Os congressistas afirmam que estão à disposição para contribuir com “a busca de soluções que assegurem que não haja ruptura e retrocessos nesta importante cooperação internacional no marco da ambiciosa e necessária agenda ambiental e climática global que todos queremos ver efetivada”.

Na semana passada, o ministro do Clima e Meio Ambiente da Noruega, Ola Elvestuen, declarou que não vai aceitar a proposta do governo brasileiro de alterar a estrutura de gestão do Fundo Amazônia, programa que já alocou R$ 3,4 bilhões em ações de proteção da Amazônia, sem aval prévio.

A posição do governo da Noruega, país que responde por 94% das doações totais feitas ao programa brasileiro até agora, foi manifestada diretamente por Elvestuen por meio de um comunicado internacional.

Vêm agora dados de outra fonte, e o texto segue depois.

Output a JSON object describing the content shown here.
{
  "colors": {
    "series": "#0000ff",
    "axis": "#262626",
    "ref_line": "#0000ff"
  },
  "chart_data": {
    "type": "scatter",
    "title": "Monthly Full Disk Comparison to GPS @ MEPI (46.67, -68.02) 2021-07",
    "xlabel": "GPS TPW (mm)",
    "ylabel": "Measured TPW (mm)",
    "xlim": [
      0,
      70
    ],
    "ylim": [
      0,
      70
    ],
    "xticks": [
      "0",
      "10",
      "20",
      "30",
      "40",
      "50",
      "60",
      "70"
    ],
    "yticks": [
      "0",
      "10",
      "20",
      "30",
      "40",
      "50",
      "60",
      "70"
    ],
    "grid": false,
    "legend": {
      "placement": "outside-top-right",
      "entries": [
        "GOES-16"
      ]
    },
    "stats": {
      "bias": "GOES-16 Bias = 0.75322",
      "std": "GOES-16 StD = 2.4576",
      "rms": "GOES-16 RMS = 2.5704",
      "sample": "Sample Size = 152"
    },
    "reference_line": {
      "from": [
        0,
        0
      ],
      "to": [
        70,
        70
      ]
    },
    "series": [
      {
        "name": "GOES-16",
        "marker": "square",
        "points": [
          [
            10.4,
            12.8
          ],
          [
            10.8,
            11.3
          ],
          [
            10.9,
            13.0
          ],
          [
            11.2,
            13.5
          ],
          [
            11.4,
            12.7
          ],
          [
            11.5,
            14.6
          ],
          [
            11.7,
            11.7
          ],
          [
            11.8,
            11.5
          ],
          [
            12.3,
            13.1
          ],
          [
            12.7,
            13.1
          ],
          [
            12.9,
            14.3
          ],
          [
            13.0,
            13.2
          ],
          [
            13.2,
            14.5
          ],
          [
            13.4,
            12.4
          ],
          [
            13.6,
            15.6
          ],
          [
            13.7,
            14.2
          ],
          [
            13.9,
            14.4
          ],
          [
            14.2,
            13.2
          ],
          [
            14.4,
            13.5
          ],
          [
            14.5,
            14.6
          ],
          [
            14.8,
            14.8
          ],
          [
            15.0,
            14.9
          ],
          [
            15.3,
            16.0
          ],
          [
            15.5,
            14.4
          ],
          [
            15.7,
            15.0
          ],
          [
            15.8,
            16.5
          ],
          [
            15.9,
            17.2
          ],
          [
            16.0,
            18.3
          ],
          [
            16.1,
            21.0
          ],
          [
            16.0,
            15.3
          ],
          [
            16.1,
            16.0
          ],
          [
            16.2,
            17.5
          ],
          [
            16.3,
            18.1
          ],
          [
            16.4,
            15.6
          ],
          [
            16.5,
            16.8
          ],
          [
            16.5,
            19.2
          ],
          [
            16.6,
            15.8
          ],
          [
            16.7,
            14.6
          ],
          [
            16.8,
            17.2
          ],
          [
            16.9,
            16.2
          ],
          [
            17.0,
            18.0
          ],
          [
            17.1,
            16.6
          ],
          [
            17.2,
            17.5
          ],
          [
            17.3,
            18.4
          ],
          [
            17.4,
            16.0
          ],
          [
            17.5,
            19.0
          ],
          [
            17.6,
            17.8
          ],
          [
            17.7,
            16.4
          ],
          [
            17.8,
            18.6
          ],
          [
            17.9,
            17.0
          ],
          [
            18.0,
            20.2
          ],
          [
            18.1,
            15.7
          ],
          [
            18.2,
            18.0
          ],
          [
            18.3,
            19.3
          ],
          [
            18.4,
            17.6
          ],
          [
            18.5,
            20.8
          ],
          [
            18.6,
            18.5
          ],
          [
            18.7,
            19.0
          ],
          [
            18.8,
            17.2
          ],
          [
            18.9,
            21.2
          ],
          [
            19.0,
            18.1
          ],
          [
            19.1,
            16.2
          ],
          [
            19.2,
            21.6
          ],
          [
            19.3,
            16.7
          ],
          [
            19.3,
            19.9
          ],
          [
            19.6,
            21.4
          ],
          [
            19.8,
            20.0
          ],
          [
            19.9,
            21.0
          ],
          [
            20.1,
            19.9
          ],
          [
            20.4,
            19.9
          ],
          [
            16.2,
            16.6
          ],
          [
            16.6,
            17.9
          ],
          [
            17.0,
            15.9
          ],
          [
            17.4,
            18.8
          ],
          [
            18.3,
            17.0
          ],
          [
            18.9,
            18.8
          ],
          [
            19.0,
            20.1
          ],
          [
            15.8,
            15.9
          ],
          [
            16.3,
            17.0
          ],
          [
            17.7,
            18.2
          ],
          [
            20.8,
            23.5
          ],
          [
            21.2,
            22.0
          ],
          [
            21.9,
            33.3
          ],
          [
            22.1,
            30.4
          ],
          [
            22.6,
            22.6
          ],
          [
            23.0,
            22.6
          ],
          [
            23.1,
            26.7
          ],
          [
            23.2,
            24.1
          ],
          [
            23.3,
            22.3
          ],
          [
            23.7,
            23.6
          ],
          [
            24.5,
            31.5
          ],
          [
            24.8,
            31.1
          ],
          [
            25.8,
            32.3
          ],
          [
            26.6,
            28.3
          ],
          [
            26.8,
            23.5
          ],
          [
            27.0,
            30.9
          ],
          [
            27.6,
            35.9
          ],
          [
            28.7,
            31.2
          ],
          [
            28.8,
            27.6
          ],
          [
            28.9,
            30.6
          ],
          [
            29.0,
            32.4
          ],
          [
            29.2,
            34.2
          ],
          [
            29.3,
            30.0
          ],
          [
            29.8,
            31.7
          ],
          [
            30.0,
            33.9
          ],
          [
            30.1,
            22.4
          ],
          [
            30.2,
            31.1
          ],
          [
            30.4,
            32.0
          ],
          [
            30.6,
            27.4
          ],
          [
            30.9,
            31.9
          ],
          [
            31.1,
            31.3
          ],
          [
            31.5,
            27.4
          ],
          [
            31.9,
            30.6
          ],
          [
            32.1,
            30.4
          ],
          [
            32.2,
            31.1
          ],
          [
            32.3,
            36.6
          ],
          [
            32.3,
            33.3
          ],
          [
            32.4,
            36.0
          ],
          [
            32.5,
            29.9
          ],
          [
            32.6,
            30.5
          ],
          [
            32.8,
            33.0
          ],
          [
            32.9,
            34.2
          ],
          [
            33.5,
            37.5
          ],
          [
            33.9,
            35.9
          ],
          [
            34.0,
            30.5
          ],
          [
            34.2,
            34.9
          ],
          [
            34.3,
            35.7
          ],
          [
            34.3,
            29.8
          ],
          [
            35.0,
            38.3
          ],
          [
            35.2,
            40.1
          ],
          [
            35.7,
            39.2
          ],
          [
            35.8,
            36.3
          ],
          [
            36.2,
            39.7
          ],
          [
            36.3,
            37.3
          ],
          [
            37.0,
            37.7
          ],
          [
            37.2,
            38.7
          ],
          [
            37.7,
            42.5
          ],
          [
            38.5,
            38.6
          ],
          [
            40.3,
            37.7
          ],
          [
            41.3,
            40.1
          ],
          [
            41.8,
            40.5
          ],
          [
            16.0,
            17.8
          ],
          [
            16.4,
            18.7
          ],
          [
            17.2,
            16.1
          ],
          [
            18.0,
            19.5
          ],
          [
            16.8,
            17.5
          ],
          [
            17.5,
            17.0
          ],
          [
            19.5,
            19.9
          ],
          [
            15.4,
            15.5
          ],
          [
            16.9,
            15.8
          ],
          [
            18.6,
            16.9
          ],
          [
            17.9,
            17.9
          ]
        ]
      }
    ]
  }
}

Conforme revelou o jornal O Estado de S. Paulo, o governo da Alemanha decidiu reter uma nova doação de 35 milhões de euros, o equivalente a mais de R$ 151 milhões para o Fundo Amazônia. O país já repassou R$ 193 milhões para o programa. A decisão de segurar o novo aporte está relacionada às incertezas que rondam o futuro do programa. A doação será retida enquanto o governo Bolsonaro não anunciar, claramente, o que pretende fazer com o principal programa de combate ao desmatamento do País.

O ministro do Meio Ambiente, Ricardo Salles, se comprometeu a entregar, no dia 15 de julho, uma minuta de decreto com os detalhes do que pretende alterar na gestão do fundo. Assuntos como o uso dos recursos do fundo para bancar indenizações fundiárias na Amazônia, que hoje é proibida pelo programa, ficaram de fora da conversa.